Makshirani hung her head. Silent tears trickled from her eyes.

“I will do what you say, Papa. If I must marry him, then I must.”

Joti glanced at her husband and took Makshirani’s hand.

“You are a good obedient daughter,” she said.

Makshirani’s father cleared his throat.

“Your mother has another plan. I have said ‘No’ to her, until today. But maybe she is right. To see that cobra look at you and then depart, that is a very good omen. To ignore it would be to risk the wrath of Naga, even mighty Shiva himself, maybe.”

He gestured to Joti that she should speak.

Joti stroked Makshirani’s hand that she was holding.

“We have exchanged letters with Aunt Abhilasha, and she has agreed to be your guardian if you go to Kolkata. She will arrange work for you, and you will live in her house. You must do as she tells you, just as you would do as we tell you. Will you do this?”

“Me go and live in the city? Away from you, Mami?”

“I shall miss you my beautiful girl, my busy little honey bee.

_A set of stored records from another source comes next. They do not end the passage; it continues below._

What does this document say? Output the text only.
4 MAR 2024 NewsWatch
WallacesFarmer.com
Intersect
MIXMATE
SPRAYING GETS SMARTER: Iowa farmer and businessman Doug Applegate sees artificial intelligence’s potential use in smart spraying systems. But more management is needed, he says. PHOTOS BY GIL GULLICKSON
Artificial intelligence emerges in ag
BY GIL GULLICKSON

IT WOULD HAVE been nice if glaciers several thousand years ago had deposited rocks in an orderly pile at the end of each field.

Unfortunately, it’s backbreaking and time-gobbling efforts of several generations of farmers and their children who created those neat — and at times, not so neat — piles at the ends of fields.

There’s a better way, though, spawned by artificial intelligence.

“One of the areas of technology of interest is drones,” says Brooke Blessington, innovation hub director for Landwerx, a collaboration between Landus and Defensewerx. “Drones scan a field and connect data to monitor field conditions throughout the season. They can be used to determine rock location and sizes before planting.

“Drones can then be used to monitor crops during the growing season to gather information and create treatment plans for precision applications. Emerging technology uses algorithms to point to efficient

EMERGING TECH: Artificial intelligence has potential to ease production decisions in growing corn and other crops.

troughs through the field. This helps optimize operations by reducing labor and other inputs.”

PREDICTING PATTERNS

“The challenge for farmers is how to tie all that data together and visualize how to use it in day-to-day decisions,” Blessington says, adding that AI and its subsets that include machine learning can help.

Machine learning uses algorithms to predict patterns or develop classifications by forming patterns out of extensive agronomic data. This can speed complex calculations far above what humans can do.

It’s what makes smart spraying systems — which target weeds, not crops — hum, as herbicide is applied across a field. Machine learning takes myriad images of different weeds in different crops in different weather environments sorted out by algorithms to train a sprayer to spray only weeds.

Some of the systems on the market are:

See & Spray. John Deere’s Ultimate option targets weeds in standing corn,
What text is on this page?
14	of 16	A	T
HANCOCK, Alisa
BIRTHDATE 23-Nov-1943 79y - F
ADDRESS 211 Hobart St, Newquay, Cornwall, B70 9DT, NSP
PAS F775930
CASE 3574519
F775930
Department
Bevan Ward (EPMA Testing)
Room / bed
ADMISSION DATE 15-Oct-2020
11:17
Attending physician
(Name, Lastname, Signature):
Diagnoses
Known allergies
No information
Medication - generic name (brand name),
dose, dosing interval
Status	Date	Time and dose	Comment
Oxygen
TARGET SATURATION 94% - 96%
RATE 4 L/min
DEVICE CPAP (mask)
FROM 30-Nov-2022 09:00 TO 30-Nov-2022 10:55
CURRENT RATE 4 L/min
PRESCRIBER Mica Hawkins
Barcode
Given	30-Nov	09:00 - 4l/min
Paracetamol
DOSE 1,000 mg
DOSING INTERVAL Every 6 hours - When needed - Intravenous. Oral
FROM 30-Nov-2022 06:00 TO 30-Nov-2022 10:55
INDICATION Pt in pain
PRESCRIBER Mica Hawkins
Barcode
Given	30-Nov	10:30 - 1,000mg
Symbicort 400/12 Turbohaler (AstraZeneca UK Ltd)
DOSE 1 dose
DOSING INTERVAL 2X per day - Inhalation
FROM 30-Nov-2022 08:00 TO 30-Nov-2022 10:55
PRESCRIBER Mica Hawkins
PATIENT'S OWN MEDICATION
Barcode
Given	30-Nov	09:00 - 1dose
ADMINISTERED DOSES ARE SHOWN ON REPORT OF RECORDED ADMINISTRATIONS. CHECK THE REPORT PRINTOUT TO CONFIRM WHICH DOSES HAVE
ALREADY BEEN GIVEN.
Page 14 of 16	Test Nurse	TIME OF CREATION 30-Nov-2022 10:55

But it will be good for you, and when you are settled perhaps you may send some money home.”

“Will it be forever, Mami?”

“Forever is a long time, little one. Who knows what the gods will send? But this will be better for you than marriage to Pralay. A marriage where love is impossible is no marriage at all. You will be safer away, even in the city.”

Makshirani’s father sighed.

“It is a pity,” he began, only to fall silent as Joti glared at him.

“You must go to Kolkata as soon as possible, the day after tomorrow, before anybody realises. I will take you to the train station, and Aunt Abhilasha will send someone to meet you when you arrive.”

Makshirani thought. A little tingle of excitement began. The city! What might happen there? Maybe she could even study, if she worked hard enough.

“Why must I go so soon, Papa?”

He waved away the question. “Your mami will tell you. I must see to the animals.”

He went out of the room. They heard him pick up the bottle of tharra from the shelf by the door as he left.

“Makshirani, dearest daughter. We are afraid that if Pralay learns you are going, he may try to make you his wife by force. If he did that, you would have to marry him, or be disgraced for ever. Do you understand? So you must tell no-one that you are going.”

“Not even Shama?”

“Not even Shama.”

The last thing Makshirani heard before she slept that night was her father stumbling in, dragging his feet, his breathing stertorous.

The last thing she thought was “I’m going to live in Kolkata!”